Professor Victor Valle, a Pulitzer Prize-winning journalist, had just started teaching in the journalism program and I was in his reporting class. The day’s topic was how to cover a story with competing interests and the example he used to start the discussion was a video of the homosexual rights group ACT UP vandalizing a Catholic church.

After showing the video, Valle opened up the class discussion with something along the lines of you have two competing interests here: The Catholic has the right not to be vandalized, but the gay activists are protesting the church’s position on contraception and how it leads to the spread of AIDS in the gay community. How do we weigh these two sides when writing a story on this topic?

I didn’t see it. I raised my hand and pointed out the logical leaps required to hold the Catholic church to blame for the spread of AIDS because they opposed condom use.

  1. Yes, the Catholic church opposes the use of condoms, but…
  2. The Catholic church also preaches sexual abstinence before marriage.
  3. Gays cannot marry. (This is the early ’90s, so I didn’t even need to get into fact that Catholics believe homosexual behavior is sinful in and of itself.)
  4. If the ACT UP protesters followed Catholic teaching from A-Z, it would be nearly impossible for them to become infected with AIDS. What right did they have to attack the Catholic church for its position on condoms as if that’s the only Catholic doctrine they were violating that was getting them sick.

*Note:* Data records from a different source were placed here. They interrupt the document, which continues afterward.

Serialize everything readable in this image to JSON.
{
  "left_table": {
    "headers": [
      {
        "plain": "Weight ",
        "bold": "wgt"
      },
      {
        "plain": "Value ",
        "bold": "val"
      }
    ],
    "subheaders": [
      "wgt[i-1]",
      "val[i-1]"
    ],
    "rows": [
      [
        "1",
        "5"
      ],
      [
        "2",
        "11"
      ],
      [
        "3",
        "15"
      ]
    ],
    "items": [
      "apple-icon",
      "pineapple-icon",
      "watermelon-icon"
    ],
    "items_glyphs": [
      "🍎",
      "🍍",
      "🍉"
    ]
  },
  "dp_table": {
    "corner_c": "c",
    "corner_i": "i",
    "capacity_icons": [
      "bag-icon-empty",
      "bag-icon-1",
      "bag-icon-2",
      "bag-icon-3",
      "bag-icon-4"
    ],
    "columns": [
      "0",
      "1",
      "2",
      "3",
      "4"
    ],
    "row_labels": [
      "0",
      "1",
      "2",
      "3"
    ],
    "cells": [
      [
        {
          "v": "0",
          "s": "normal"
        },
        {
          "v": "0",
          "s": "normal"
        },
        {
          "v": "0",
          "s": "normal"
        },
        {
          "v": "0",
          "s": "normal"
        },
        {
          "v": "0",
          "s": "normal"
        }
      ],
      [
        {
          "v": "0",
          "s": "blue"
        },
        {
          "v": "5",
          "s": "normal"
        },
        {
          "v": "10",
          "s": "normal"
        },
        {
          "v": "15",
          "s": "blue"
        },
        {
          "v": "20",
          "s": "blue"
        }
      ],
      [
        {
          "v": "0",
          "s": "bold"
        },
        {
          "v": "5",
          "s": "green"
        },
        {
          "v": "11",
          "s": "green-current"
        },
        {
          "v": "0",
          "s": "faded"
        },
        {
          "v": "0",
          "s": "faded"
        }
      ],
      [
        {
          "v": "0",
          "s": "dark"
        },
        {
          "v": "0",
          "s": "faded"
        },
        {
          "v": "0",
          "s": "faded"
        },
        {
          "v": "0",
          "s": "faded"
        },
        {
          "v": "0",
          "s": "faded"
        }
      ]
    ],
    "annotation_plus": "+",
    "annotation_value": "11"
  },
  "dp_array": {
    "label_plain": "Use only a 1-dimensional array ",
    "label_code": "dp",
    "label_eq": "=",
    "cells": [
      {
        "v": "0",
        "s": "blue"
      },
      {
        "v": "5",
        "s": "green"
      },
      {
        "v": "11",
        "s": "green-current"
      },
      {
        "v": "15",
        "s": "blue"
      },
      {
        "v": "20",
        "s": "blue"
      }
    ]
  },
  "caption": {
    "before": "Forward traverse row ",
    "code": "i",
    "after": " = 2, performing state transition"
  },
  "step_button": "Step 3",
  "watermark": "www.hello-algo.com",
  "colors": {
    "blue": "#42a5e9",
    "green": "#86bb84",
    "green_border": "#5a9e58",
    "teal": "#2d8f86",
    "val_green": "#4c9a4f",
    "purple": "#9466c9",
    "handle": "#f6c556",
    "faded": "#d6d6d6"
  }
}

By the time I was finished, there were no “competing interests” to weigh. The vandals were wrong and you wrote the story with just one interest: The church didn’t deserve to be vandalized.

This morning, during a debate between the head of NARAL and the lawyer defending the Little Sisters of the Poor in a lawsuit over Obama’s contraception mandate, host Chris Wallace wrongly used the same formulation from Professor Valle’s class more than two decades ago.

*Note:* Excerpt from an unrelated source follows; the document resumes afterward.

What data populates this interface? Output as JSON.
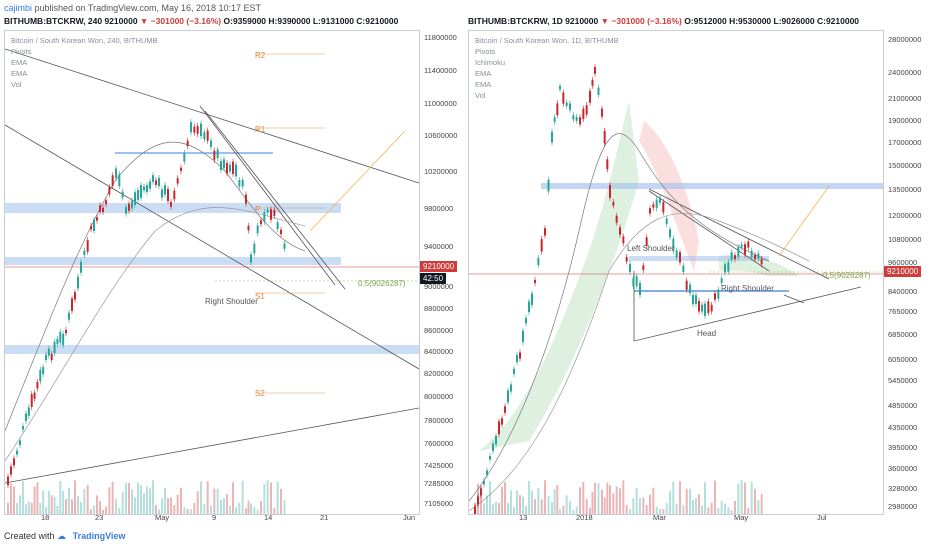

Let me bring this back, because it seems to me that there were two legitimate competing interests here. One is religious freedom and the other is women’s access to health care.

No, the problem as it’s been stated so many times before the only interest here is religious freedom. The nuns aren’t seeking to prohibit anyone’s “access to health care.” (Is the local Rite-Aid pharmacy limiting my access to “health care” when they put the condoms in a locked display case?) They don’t want to be forced to pay to fund what they see to be someone else’s sinful behavior.

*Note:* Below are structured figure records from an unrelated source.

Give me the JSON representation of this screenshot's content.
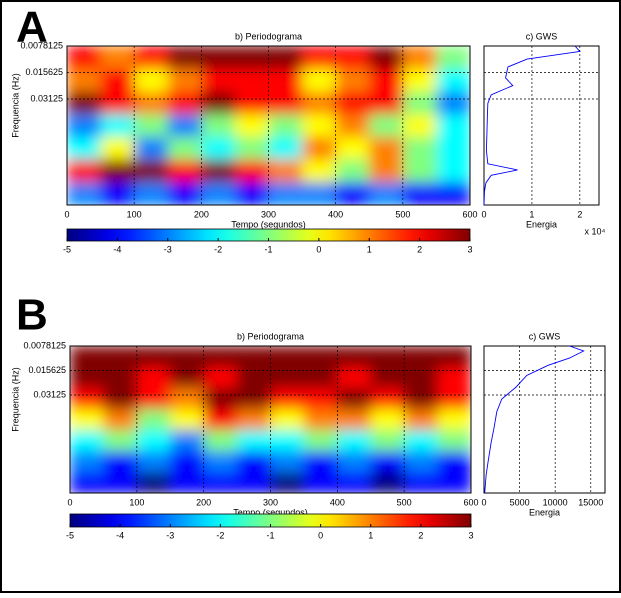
{
  "chart_data": [
    {
      "type": "heatmap",
      "panel": "A",
      "title": "b) Periodograma",
      "xlabel": "Tempo (segundos)",
      "ylabel": "Frequencia (Hz)",
      "xlim": [
        0,
        600
      ],
      "xticks": [
        0,
        100,
        200,
        300,
        400,
        500,
        600
      ],
      "ylim": [
        0.0078125,
        0.5
      ],
      "yticks": [
        0.0078125,
        0.015625,
        0.03125
      ],
      "log_y": true,
      "grid": true,
      "clim": [
        -5,
        3
      ],
      "cticks": [
        -5,
        -4,
        -3,
        -2,
        -1,
        0,
        1,
        2,
        3
      ],
      "z": [
        [
          2,
          1,
          2,
          3,
          3,
          3,
          3,
          2,
          2,
          3,
          1,
          -1
        ],
        [
          1,
          2,
          0,
          1,
          2,
          2,
          2,
          0,
          1,
          2,
          0,
          -2
        ],
        [
          3,
          2,
          1,
          2,
          3,
          2,
          2,
          1,
          2,
          2,
          -1,
          -3
        ],
        [
          -3,
          -2,
          -1,
          -3,
          -1,
          0,
          -1,
          0,
          1,
          -1,
          0,
          -2
        ],
        [
          -2,
          0,
          -3,
          -1,
          -2,
          -1,
          -2,
          1,
          0,
          1,
          -1,
          -2
        ],
        [
          2,
          3,
          3,
          2,
          3,
          2,
          1,
          0,
          -1,
          1,
          -1,
          -2
        ],
        [
          -3,
          -4,
          -3,
          -4,
          -3,
          -4,
          -3,
          -3,
          -4,
          -3,
          -4,
          -4
        ]
      ]
    },
    {
      "type": "line",
      "title": "c) GWS",
      "xlabel": "Energia",
      "multiplier": "x 10⁴",
      "color": "#0000ff",
      "xlim": [
        0,
        24000
      ],
      "xticks": [
        {
          "value": 0,
          "label": "0"
        },
        {
          "value": 10000,
          "label": "1"
        },
        {
          "value": 20000,
          "label": "2"
        }
      ],
      "ylim": [
        0.0078125,
        0.5
      ],
      "yticks": [
        0.0078125,
        0.015625,
        0.03125
      ],
      "log_y": true,
      "grid": true,
      "y": [
        0.0078125,
        0.009,
        0.011,
        0.0135,
        0.018,
        0.022,
        0.028,
        0.035,
        0.05,
        0.08,
        0.12,
        0.17,
        0.2,
        0.23,
        0.28,
        0.35,
        0.5
      ],
      "values": [
        19000,
        20000,
        9000,
        5000,
        4500,
        6000,
        1500,
        800,
        700,
        600,
        500,
        800,
        7000,
        1500,
        400,
        100,
        0
      ]
    },
    {
      "type": "heatmap",
      "panel": "B",
      "title": "b) Periodograma",
      "xlabel": "Tempo (segundos)",
      "ylabel": "Frequencia (Hz)",
      "xlim": [
        0,
        600
      ],
      "xticks": [
        0,
        100,
        200,
        300,
        400,
        500,
        600
      ],
      "ylim": [
        0.0078125,
        0.5
      ],
      "yticks": [
        0.0078125,
        0.015625,
        0.03125
      ],
      "log_y": true,
      "grid": true,
      "clim": [
        -5,
        3
      ],
      "cticks": [
        -5,
        -4,
        -3,
        -2,
        -1,
        0,
        1,
        2,
        3
      ],
      "z": [
        [
          3,
          3,
          3,
          3,
          3,
          3,
          3,
          3,
          3,
          3,
          3,
          3
        ],
        [
          3,
          3,
          2,
          3,
          2,
          3,
          3,
          3,
          2,
          3,
          3,
          2
        ],
        [
          2,
          3,
          2,
          1,
          3,
          3,
          2,
          2,
          3,
          2,
          3,
          2
        ],
        [
          0,
          1,
          -1,
          0,
          2,
          1,
          0,
          1,
          1,
          0,
          1,
          0
        ],
        [
          -2,
          -1,
          -2,
          -3,
          -1,
          -2,
          -2,
          -1,
          -2,
          -1,
          -2,
          -1
        ],
        [
          -3,
          -4,
          -3,
          -4,
          -3,
          -4,
          -3,
          -4,
          -3,
          -4,
          -3,
          -4
        ],
        [
          -4,
          -4,
          -5,
          -4,
          -4,
          -4,
          -5,
          -4,
          -4,
          -5,
          -4,
          -4
        ]
      ]
    },
    {
      "type": "line",
      "title": "c) GWS",
      "xlabel": "Energia",
      "color": "#0000ff",
      "xlim": [
        0,
        17000
      ],
      "xticks": [
        0,
        5000,
        10000,
        15000
      ],
      "ylim": [
        0.0078125,
        0.5
      ],
      "yticks": [
        0.0078125,
        0.015625,
        0.03125
      ],
      "log_y": true,
      "grid": true,
      "y": [
        0.0078125,
        0.009,
        0.011,
        0.0135,
        0.018,
        0.025,
        0.035,
        0.05,
        0.08,
        0.12,
        0.2,
        0.3,
        0.5
      ],
      "values": [
        12000,
        14000,
        12000,
        9000,
        6000,
        4500,
        2500,
        1800,
        1400,
        1000,
        600,
        300,
        100
      ]
    }
  ]
}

As National Review writer Charles C.W. Cooke (and others) have pointed out, the formulation NARAL and the Obama administration is pushing would be paralleled by saying that National Review is infringing on Cooke’s 2nd Amendment rights because they refuse to buy him an AR-15.

There is no “access to health care” issue here. There never has been. It would be nice if the mainstream media could wrap their simple minds around it.